Prova della preesistenza dell'edificio
Come spiegano i giudici di Palazzo Spada, perché si possa ritenere sussistente una fattispecie di ristrutturazione edilizia è necessario che la parte interessata provi, in sede procedimentale, la preesistenza del fabbricato e la sua esatta consistenza al fine di consentire la individuazione precisa dei suoi «connotati essenziali, come identità strutturale, in relazione anche alla sua destinazione».
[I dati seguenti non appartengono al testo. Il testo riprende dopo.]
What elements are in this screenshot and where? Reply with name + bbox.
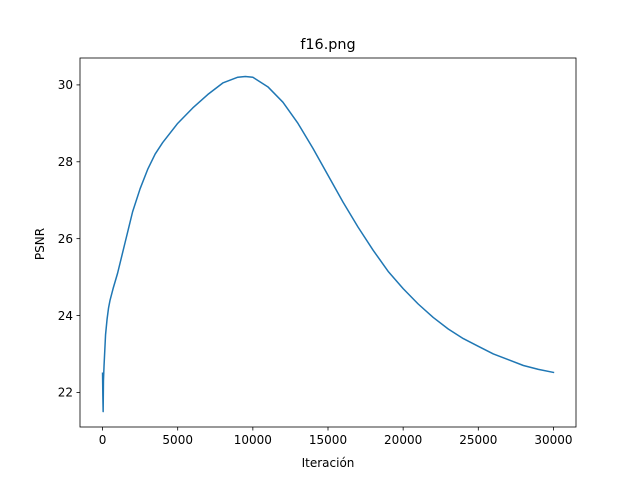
chart-title: f16.png [300, 37, 355, 53]
x-tick-label: 15000 [309, 433, 347, 447]
y-tick-label: 30 [58, 78, 73, 92]
y-tick-label: 22 [58, 386, 73, 400]
y-tick-label: 26 [58, 232, 73, 246]
y-tick-label: 28 [58, 155, 73, 169]
y-axis-label: PSNR [33, 228, 47, 260]
x-tick-label: 10000 [234, 433, 272, 447]
y-tick-label: 24 [58, 309, 73, 323]
x-axis-label: Iteración [302, 456, 355, 470]
plot-area: 0 5000 10000 15000 20000 25000 30000 22 24 26 28 30 [58, 57, 577, 447]
x-tick-label: 0 [99, 433, 107, 447]
x-tick-label: 30000 [534, 433, 572, 447]
series-line-0 [101, 75, 555, 413]
x-tick-label: 25000 [459, 433, 497, 447]
x-tick-label: 5000 [162, 433, 193, 447]
x-tick-label: 20000 [384, 433, 422, 447]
In particolare, «la cd. demo-ricostruzione – ovvero un’incisiva forme di recupero di preesistenze (…) – tradizionalmente pretende la pressoché fedele ricostruzione di un fabbricato identico a quello già esistente, dalla cui strutturale identificabilità, come organismo edilizio dotato di mura petrimetrali, strutture orizzontali e copertura, non si può (…) prescindere”.
Nel caso in esame, l’Ente parco ha correttamente ritenuto che non si fosse in presenza di un’attività di ristrutturazione edilizia, in quanto l’istante non aveva fornito la prova dei caratteri dell’edificio preesistente. In particolare, non sono stati forniti «grafici dettagliati dello stato ante operam, ma solo la documentazione fotografica fatta in corso d’opera ed una veduta d’epoca non precisata».
L'appello è stato quindi accolto: non essendo possibile accertare con sicurezza la preesistenza dell’edificio e di conseguenza la tipologia di interventi realizzati su di esso, in una zona sottoposta a vincolo, il diniego dell’Ente è legittimo.